REVIEW: Orlando by Rachel Lewindon & Willow Sizer (based on the novel by Virigina Woolf)

It’s 2023. It’s time for an electro-folk musical based on Orlando by Virginia Woolf.

"He - for there could be no doubt of his sex, though the fashion of the time did something to disguise it -"

The first line of the novel makes it clear that the character of Orlando is “he” at the start of the story and this new theatrical adaptation spends a little bit of time tangling with that word choice. The five actors playing Orlando as a chorus negotiate the present-day discussion of pronouns and gender briefly – the character is called “he” then, in that scene, but perhaps not later.

Then they have to tackle the end of the sentence, which I will not reproduce here, about the title character slicing at a skull. The show’s trigger warnings tell us the show deals with racism and colonialism, though it is really just called out and not tackled. It’s acknowledged and then the story moves on. But early on, the stage is set – this work is a retelling and a re-examination of Woolf's novel.

What’s really thrilling about this production by Antipodes theatre is its work with the gender commentary of the story.

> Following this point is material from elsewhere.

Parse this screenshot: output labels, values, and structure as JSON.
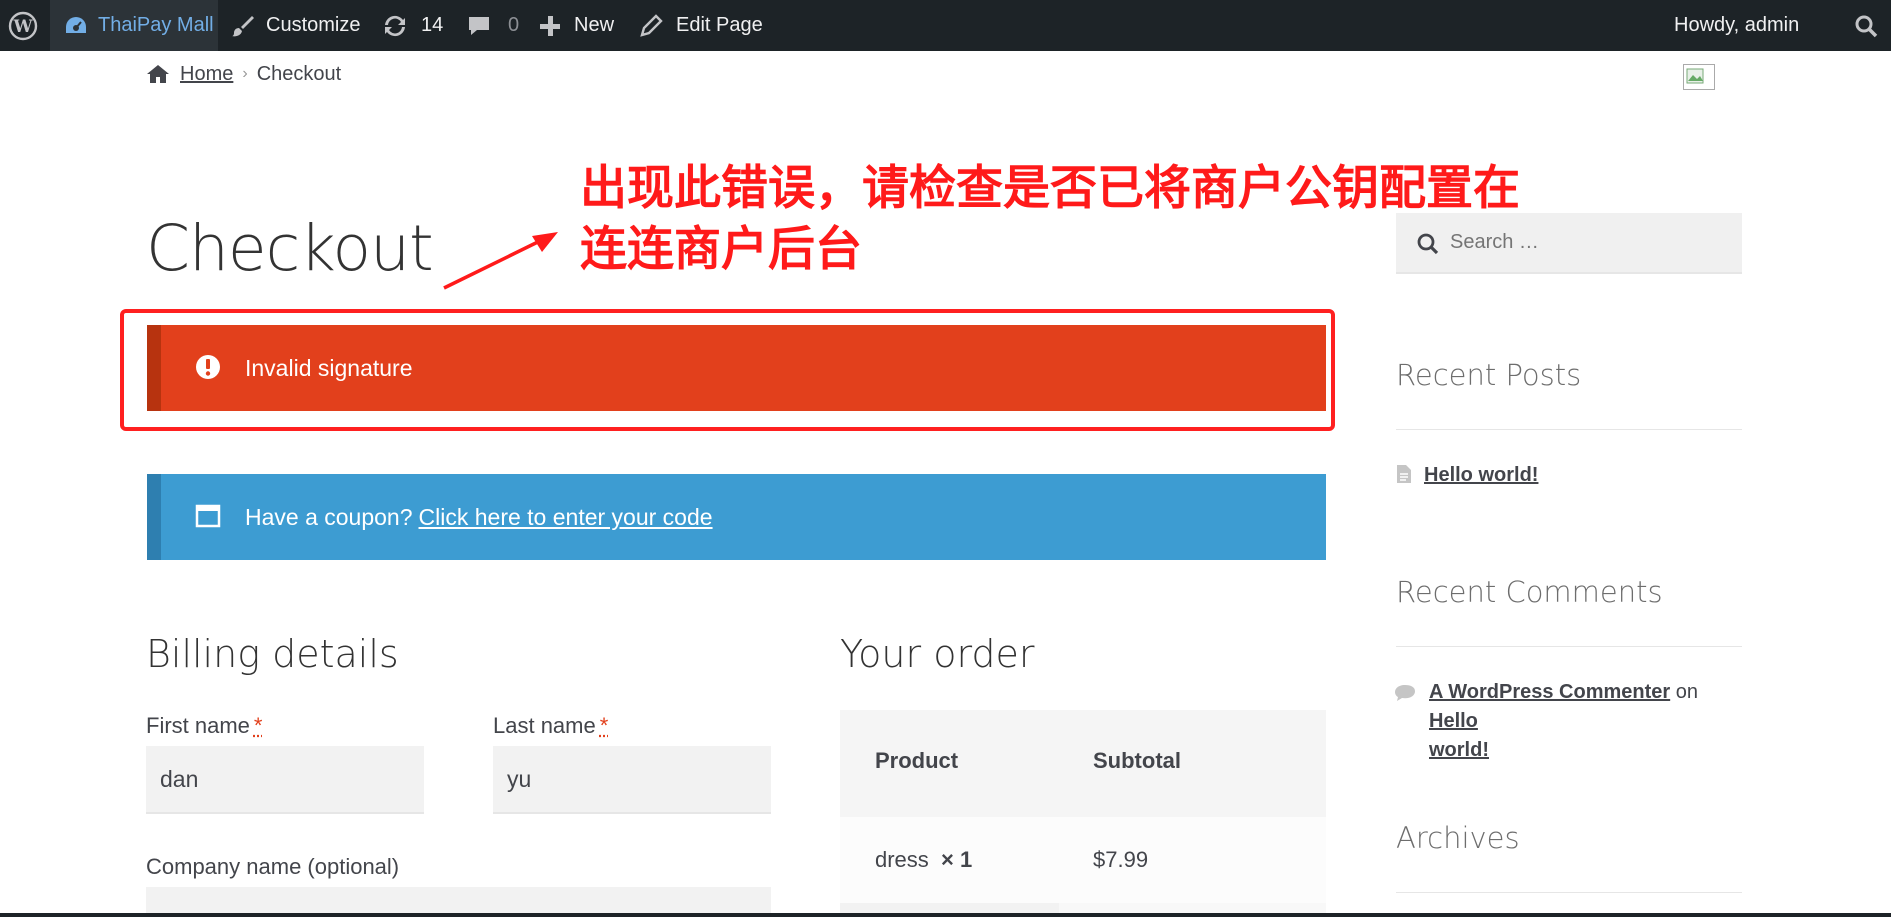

Of Orlando changing from man to woman, without tying it to the gender of the actors – who are all dressed in androgynous camping gear. Jeans, gumboots, jackets and knitted jumpers.

If Orlando is fluid, so are the performers and their movement from moment to moment, scene to scene and song to song. This is not just a simple retelling of the novel, though the cornerstones of the story are here, but a reckoning with what this nearly one-hundred year-old novel has to say to a twenty-first century audience.

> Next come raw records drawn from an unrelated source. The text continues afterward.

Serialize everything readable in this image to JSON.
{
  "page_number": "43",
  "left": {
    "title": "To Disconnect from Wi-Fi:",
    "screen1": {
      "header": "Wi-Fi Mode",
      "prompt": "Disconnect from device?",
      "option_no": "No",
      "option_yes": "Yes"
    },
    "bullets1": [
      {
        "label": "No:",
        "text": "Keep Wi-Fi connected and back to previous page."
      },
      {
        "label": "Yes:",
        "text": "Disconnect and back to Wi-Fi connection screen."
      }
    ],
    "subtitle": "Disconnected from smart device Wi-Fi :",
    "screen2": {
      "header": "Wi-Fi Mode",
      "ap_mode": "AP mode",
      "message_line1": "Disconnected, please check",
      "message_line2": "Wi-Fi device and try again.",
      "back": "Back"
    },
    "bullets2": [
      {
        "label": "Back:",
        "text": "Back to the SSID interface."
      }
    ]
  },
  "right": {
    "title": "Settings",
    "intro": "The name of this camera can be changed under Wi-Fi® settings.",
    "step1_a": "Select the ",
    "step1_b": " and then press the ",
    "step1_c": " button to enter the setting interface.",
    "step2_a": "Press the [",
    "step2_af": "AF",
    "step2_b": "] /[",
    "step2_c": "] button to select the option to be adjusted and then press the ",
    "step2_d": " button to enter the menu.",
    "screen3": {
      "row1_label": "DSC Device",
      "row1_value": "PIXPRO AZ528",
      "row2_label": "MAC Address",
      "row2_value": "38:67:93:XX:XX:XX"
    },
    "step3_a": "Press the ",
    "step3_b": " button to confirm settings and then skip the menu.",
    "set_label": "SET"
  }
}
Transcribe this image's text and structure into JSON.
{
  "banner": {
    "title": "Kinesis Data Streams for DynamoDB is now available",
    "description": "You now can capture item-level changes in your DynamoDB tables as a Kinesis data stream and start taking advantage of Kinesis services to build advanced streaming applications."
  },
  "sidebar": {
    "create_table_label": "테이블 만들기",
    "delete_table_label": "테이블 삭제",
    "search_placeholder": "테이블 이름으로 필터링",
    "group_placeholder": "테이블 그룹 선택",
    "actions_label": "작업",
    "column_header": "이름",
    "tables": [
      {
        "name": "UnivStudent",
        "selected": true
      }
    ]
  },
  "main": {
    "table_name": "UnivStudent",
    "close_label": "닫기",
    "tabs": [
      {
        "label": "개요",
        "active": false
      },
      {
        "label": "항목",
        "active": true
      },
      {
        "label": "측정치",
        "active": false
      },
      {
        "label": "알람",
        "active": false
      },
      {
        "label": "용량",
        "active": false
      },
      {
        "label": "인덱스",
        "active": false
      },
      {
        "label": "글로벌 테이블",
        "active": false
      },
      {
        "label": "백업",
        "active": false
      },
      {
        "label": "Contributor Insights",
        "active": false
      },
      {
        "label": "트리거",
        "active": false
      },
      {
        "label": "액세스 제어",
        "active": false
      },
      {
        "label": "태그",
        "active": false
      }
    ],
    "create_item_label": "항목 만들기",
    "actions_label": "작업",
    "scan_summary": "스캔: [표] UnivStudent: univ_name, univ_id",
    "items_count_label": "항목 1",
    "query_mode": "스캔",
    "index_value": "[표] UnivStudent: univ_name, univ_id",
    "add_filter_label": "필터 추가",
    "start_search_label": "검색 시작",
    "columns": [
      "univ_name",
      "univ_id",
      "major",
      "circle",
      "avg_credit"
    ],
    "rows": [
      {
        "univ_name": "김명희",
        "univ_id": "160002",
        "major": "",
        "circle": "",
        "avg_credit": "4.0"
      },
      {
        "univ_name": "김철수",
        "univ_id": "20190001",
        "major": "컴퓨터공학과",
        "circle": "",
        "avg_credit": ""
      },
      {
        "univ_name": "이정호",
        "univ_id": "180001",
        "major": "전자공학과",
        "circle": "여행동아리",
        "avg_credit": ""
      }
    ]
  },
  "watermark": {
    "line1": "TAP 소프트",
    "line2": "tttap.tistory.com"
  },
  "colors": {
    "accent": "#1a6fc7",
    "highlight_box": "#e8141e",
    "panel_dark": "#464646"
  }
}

Much like the book ends the day it was originally published and the film version, starring Tilda Swinton, stretches Orlando’s life to when it was released in the early 1990s, this play acknowledges that its makers live in 2023 – a world of 24-hour K-marts and “Early Settler” stores. There’s a lot of lovely satire about writing and collaboration and theatre-making in amongst it all, too.

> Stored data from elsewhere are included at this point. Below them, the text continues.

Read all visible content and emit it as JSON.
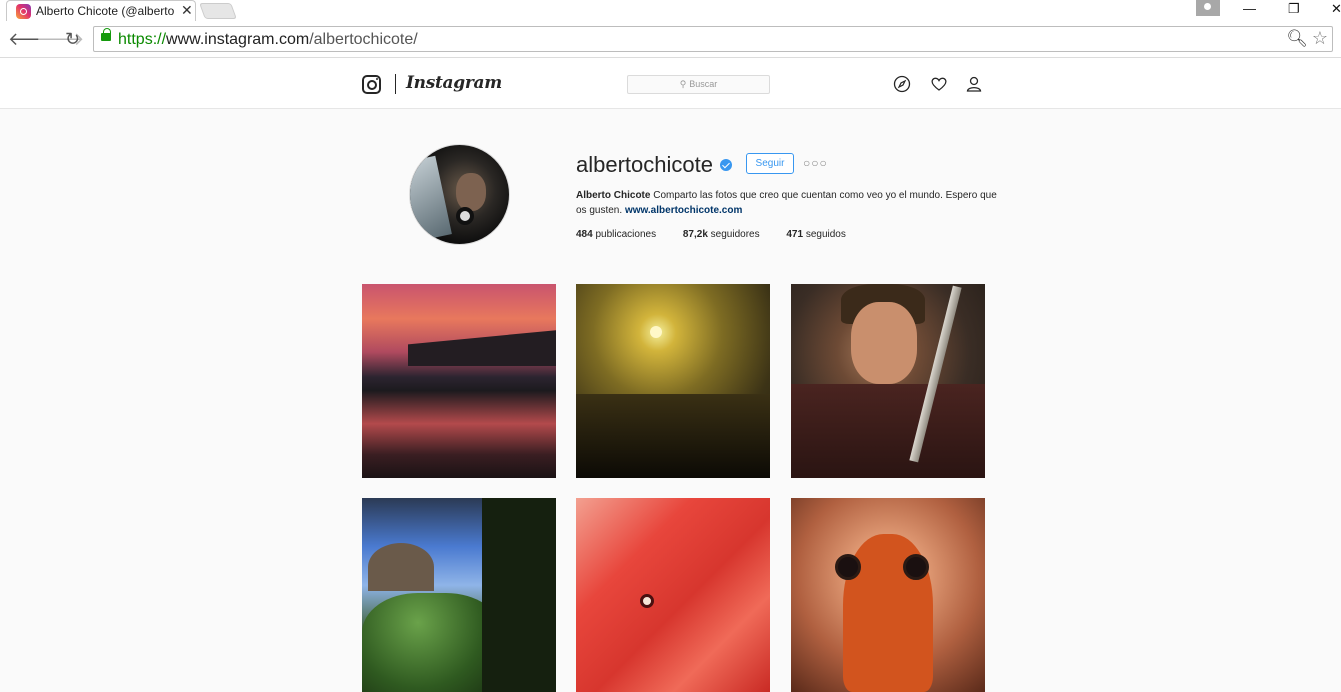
{
  "browser": {
    "tab_title": "Alberto Chicote (@alberto",
    "tab_close": "✕",
    "url_scheme": "https://",
    "url_host": "www.instagram.com",
    "url_path": "/albertochicote/"
  },
  "header": {
    "wordmark": "Instagram",
    "search_placeholder": "Buscar"
  },
  "profile": {
    "username": "albertochicote",
    "follow_label": "Seguir",
    "more_label": "○○○",
    "full_name": "Alberto Chicote",
    "bio_text": "Comparto las fotos que creo que cuentan como veo yo el mundo. Espero que os gusten.",
    "website": "www.albertochicote.com",
    "posts_count": "484",
    "posts_label": "publicaciones",
    "followers_count": "87,2k",
    "followers_label": "seguidores",
    "following_count": "471",
    "following_label": "seguidos"
  },
  "colors": {
    "accent": "#3897f0",
    "link": "#003569",
    "ssl_green": "#0b8a00"
  }
}
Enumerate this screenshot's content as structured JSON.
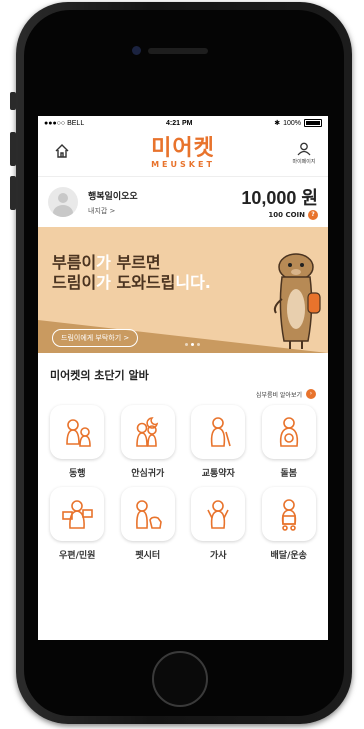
{
  "status_bar": {
    "carrier": "●●●○○ BELL",
    "time": "4:21 PM",
    "battery": "100%"
  },
  "header": {
    "logo_korean": "미어켓",
    "logo_english": "MEUSKET",
    "my_label": "마이페이지"
  },
  "wallet": {
    "user_name": "행복일이오오",
    "wallet_link": "내지갑 >",
    "amount": "10,000 원",
    "coin": "100 COIN",
    "coin_help": "?"
  },
  "banner": {
    "line1_a": "부름이",
    "line1_b": "가",
    "line1_c": " 부르면",
    "line2_a": "드림이",
    "line2_b": "가",
    "line2_c": " 도와드립",
    "line2_d": "니다.",
    "button": "드림이에게 부탁하기 >"
  },
  "section": {
    "title": "미어켓의 초단기 알바",
    "more_link": "심부름비 알아보기",
    "more_icon": "›"
  },
  "services": [
    {
      "label": "동행",
      "icon": "companion-icon"
    },
    {
      "label": "안심귀가",
      "icon": "safe-home-icon"
    },
    {
      "label": "교통약자",
      "icon": "mobility-aid-icon"
    },
    {
      "label": "돌봄",
      "icon": "care-icon"
    },
    {
      "label": "우편/민원",
      "icon": "mail-icon"
    },
    {
      "label": "펫시터",
      "icon": "pet-sitter-icon"
    },
    {
      "label": "가사",
      "icon": "housework-icon"
    },
    {
      "label": "배달/운송",
      "icon": "delivery-icon"
    }
  ],
  "colors": {
    "accent": "#e8732c",
    "banner_bg": "#f2cfa4",
    "banner_band": "#c99a60"
  }
}
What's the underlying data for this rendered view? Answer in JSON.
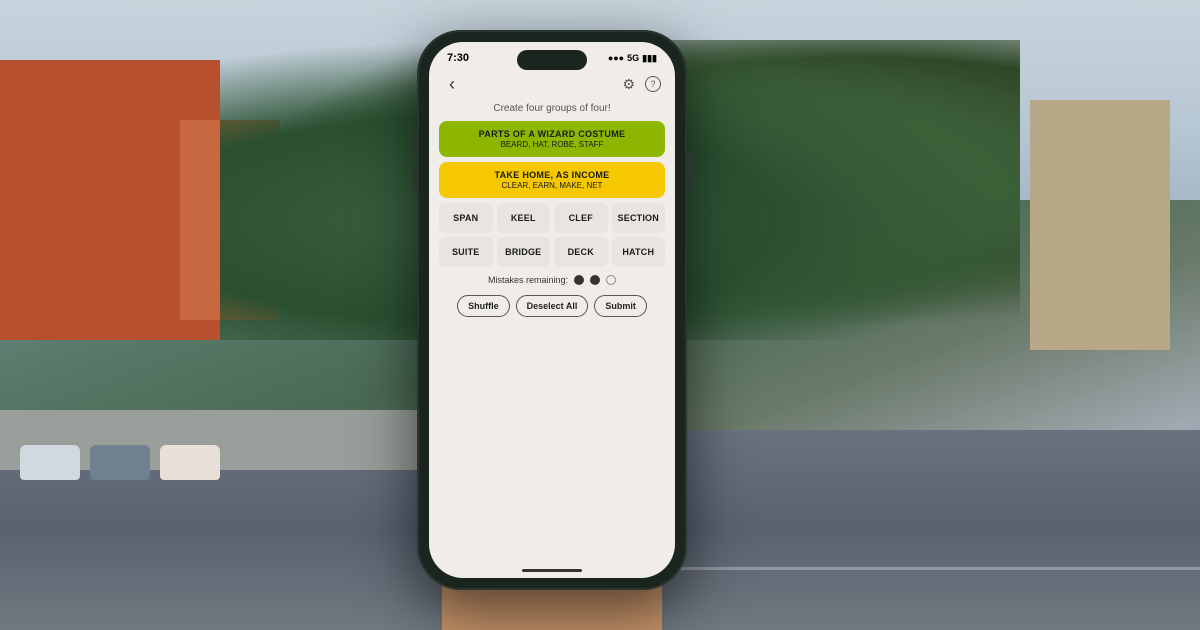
{
  "background": {
    "description": "street scene background"
  },
  "phone": {
    "status_bar": {
      "time": "7:30",
      "signal": "●●●",
      "network": "5G",
      "battery": "●●●"
    },
    "app": {
      "instruction": "Create four groups of four!",
      "completed_groups": [
        {
          "id": "green",
          "title": "PARTS OF A WIZARD COSTUME",
          "items": "BEARD, HAT, ROBE, STAFF",
          "color": "green"
        },
        {
          "id": "yellow",
          "title": "TAKE HOME, AS INCOME",
          "items": "CLEAR, EARN, MAKE, NET",
          "color": "yellow"
        }
      ],
      "word_tiles": [
        {
          "word": "SPAN"
        },
        {
          "word": "KEEL"
        },
        {
          "word": "CLEF"
        },
        {
          "word": "SECTION"
        },
        {
          "word": "SUITE"
        },
        {
          "word": "BRIDGE"
        },
        {
          "word": "DECK"
        },
        {
          "word": "HATCH"
        }
      ],
      "mistakes": {
        "label": "Mistakes remaining:",
        "filled": 2,
        "empty": 1,
        "total": 3
      },
      "buttons": {
        "shuffle": "Shuffle",
        "deselect_all": "Deselect All",
        "submit": "Submit"
      },
      "nav": {
        "back_icon": "‹",
        "gear_icon": "⚙",
        "help_icon": "?"
      }
    }
  }
}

Though this production is advertised as a New Musical, it’s also called a “play with songs” within the text but it’s so beautifully wrought, it felt more like a chamber opera to me. There are two musicians on stage, playing keyboard and piano and a violin, occasionally providing ethereal back up singing. The songs themselves are beautiful, each of them capturing Orlando’s mood and feeling. They don't move the plot along, so much as create an atmosphere and emotion. They are very affecting.

The ensemble cast is astonishing, often working together as a chorus, embodying the fullness and contradictions of the character of Orlando. They each have their moments to shine, bringing their own individuality to their performances of the central character. The diversity of gender represented on stage is really thrilling, giving further depth to the production and the realisation of Woolf’s creation.

Director Margot Fenley crafts exquisite tableaux throughout and navigates the changing tones with ease. There’s foreboding at the start, but sometimes the show is hilarious, occasionally moving and in moments, just gorgeous. Movement director Belle Hansen has the actors create an oak tree at one point that was thrilling to watch come together. Hansen’s work is a delight throughout.

Bethany J Fellows’ set design is simple and striking. John Collopy’s lighting, as always, is subtle and painterly a lot of the time. This show is beautiful to look at.

It’s 2023. Of course, it’s time for an electro-folk musical based on Orlando by Virginia Woolf. The novel was so ahead of its time, some of its conversations are so relevant as to feel contemporary.

Antipodes Theatre has crafted a lyrical, touching, thoughtful piece of theatre; inspired and challenged by the original novel.